On appeal, Trancos argued that the header information in its e-mails to Balsam was not misleading, since Balsam could have obtained the company’s identity through its hosting company, Godaddy.com. The defendant also contended that the CAN-SPAM Act preempts the Anti-SPAM Law to the extent the state law allows recovery by a plaintiff who cannot prove the elements of fraud, including reliance and actual damages.

But Justice Sandra L. Margulies, writing for the Court of Appeal, rejected both arguments.

“There is good reason to treat a commercial e-mailer’s deliberate use of untraceable, privately registered domain names to conceal its identity as a falsification or misrepresentation for purposes of the statute,” the justice wrote.  “Judging from Trancos’s Meridian eMail business, such e-mailers send out millions of commercial e-mail offers per month.  Each such e-mail sent has the potential to cause harm to the recipient, ranging from mere annoyance or offense to more tangible harms such as inducing the recipient to visit Web sites that place malware or viruses on their computer, defraud them out of money, or facilitate identify theft. Sending millions of such e-mails, as Trancos did, makes harm inevitable.”

She continued:

“…Because Trancos hides its identity behind an impenetrable shield of made-up names, an aggrieved recipient cannot look up public information about Trancos’s business, cannot find its Web site, cannot call and speak to a Trancos employee, cannot write to Brian Nelson, cannot report Trancos to the Better Business Bureau or the Attorney General, and cannot warn others about Trancos by writing a letter to a newspaper or posting a complaint on the Internet.  Using a privately registered domain name leaves it entirely up to Trancos whether it will or will not respond to or provide redress to persons (other than determined litigants like Balsam) who are harmed, annoyed, or offended by its communications. Trancos does not explain why its business is so sensitive and so different from all other businesses that it must be free to hide its identity from the millions of individuals to whom it directed its commercial solicitations.”

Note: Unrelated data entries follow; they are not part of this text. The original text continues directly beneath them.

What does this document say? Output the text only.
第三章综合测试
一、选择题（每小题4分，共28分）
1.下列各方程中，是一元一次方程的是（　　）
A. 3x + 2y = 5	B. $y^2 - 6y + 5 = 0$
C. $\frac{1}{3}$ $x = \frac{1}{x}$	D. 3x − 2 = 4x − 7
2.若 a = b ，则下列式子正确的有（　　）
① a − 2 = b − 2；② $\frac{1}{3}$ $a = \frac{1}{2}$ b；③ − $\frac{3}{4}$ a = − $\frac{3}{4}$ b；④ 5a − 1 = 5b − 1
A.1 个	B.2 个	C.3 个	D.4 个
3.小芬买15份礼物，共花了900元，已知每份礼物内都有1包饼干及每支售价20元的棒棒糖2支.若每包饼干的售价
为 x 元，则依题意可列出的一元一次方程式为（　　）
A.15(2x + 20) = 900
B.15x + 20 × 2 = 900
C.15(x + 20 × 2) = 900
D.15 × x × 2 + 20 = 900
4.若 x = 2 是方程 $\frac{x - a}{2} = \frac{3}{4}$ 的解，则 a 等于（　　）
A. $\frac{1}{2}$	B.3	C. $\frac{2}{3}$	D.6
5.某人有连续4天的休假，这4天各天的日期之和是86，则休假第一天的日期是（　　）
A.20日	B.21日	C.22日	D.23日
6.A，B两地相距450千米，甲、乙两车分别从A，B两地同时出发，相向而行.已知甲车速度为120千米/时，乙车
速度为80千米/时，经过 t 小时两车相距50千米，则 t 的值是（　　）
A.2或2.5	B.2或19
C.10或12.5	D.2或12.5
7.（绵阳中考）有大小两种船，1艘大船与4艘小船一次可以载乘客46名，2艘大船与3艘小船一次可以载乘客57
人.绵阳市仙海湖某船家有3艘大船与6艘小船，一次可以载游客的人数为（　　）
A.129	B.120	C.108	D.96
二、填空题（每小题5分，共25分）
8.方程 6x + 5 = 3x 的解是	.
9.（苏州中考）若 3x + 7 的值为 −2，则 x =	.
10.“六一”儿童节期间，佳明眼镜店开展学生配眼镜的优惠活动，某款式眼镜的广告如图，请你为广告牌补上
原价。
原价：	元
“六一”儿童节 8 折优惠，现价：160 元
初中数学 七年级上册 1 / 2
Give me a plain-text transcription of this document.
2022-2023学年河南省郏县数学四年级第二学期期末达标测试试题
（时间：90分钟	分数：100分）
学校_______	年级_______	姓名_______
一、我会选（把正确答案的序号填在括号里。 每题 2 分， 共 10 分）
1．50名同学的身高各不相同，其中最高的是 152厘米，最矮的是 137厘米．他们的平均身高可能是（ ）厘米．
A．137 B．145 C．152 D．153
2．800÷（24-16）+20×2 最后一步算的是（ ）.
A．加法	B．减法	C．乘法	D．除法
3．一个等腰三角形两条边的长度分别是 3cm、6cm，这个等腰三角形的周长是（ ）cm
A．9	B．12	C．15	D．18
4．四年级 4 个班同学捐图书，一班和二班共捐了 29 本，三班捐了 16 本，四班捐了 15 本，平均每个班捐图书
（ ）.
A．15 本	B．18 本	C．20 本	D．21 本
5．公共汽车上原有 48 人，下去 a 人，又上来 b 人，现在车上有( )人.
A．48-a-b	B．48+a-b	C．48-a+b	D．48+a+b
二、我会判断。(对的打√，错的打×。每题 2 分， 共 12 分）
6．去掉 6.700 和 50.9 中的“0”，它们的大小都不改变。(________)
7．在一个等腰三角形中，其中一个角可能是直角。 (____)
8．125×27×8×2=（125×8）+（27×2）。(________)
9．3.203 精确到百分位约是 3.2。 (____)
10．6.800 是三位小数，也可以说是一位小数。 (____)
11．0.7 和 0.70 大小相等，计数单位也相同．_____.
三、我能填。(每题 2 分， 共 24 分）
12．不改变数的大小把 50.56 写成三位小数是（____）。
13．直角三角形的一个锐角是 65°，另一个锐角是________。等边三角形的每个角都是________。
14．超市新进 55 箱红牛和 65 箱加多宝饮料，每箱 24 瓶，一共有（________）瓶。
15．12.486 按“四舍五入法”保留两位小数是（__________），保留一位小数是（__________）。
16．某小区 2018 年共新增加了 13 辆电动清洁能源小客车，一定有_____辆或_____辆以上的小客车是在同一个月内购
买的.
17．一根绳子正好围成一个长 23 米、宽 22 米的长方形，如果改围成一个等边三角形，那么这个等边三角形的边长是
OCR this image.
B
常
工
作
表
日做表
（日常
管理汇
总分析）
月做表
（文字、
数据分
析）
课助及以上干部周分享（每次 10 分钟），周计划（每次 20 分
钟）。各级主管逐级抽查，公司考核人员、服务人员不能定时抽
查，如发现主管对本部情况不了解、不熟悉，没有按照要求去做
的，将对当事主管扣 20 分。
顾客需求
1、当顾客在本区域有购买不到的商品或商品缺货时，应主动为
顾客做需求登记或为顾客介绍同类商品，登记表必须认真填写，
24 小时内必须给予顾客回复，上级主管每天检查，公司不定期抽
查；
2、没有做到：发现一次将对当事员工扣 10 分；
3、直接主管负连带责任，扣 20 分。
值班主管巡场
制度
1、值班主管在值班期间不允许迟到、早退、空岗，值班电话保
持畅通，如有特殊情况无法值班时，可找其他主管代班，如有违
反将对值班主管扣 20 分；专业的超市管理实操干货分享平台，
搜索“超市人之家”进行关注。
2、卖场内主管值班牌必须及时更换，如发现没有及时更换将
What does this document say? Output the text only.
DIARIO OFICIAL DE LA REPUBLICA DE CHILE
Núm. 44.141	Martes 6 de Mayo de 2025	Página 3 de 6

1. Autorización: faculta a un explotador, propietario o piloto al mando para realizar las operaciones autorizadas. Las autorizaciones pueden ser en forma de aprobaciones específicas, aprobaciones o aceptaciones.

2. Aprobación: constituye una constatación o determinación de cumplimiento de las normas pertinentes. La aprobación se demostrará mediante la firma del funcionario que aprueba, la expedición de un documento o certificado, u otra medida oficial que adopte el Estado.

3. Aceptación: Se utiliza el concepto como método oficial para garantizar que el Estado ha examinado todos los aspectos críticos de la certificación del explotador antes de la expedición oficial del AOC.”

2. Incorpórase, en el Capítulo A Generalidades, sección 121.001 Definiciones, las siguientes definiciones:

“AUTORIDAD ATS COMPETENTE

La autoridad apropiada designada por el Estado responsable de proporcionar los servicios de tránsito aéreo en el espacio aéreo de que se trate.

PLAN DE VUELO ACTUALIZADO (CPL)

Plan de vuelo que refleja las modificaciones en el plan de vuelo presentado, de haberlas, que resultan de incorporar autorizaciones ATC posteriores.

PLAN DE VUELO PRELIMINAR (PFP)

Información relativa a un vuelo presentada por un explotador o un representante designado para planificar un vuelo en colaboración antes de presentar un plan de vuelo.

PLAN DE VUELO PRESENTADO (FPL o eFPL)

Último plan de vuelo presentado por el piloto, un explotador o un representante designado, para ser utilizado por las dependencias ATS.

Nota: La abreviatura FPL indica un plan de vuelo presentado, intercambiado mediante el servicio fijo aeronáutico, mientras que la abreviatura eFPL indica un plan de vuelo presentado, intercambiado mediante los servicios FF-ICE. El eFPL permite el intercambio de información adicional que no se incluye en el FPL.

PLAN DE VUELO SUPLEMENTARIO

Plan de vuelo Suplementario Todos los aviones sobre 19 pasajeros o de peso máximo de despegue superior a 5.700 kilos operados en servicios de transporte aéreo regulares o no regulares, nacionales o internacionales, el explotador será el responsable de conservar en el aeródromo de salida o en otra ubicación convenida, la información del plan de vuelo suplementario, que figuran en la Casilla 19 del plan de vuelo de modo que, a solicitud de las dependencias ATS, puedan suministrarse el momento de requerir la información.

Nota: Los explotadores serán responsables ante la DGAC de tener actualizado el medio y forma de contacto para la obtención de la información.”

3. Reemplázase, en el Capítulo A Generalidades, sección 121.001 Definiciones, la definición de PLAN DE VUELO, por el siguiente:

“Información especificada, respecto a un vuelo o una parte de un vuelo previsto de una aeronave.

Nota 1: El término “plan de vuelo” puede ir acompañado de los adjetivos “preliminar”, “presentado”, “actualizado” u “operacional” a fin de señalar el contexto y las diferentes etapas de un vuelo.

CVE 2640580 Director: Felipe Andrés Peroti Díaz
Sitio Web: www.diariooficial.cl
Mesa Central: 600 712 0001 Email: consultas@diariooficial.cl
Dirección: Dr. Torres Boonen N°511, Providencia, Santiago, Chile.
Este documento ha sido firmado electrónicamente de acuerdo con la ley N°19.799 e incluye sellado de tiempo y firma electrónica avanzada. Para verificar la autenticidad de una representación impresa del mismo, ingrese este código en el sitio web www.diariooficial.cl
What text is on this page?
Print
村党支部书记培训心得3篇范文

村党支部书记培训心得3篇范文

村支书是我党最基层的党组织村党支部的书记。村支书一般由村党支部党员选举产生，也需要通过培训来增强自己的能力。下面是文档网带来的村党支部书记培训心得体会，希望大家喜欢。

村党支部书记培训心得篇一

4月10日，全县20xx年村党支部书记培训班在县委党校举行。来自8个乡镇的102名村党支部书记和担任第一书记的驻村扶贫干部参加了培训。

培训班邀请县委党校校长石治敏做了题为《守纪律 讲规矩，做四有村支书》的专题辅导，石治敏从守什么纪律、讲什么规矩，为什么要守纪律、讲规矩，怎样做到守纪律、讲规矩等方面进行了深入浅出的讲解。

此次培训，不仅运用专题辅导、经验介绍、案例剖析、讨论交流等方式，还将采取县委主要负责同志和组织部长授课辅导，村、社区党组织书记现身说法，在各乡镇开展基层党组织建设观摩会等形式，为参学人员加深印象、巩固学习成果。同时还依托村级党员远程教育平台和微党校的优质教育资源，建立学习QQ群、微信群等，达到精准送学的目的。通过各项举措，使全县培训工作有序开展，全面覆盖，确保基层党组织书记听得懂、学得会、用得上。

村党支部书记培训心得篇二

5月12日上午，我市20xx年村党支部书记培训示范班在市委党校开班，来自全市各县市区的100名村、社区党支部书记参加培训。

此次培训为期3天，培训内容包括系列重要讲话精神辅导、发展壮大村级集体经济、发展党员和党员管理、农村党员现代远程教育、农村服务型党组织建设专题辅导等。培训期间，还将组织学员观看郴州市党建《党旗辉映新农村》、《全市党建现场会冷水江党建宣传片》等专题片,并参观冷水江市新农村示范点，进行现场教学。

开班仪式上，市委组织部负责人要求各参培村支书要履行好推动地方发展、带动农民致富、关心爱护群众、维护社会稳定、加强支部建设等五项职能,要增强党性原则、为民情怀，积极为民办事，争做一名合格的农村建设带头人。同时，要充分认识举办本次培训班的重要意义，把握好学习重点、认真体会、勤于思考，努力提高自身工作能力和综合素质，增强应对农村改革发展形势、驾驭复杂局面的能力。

There is a split of opinion, the justice went on to acknowledge, regarding the extent of federal preemption over state anti-spam laws. But Margulies agreed with this district’s Div. Seven, which held last year in Hypertouch Inc. v. ValueClick, Inc. (2011) 192 Cal.App.4th 805 that the federal law allows state-based actions for false or misleading statements, even if those assertions do not amount to common law fraud.

The case is Balsam v. Trancos, Inc., A128485.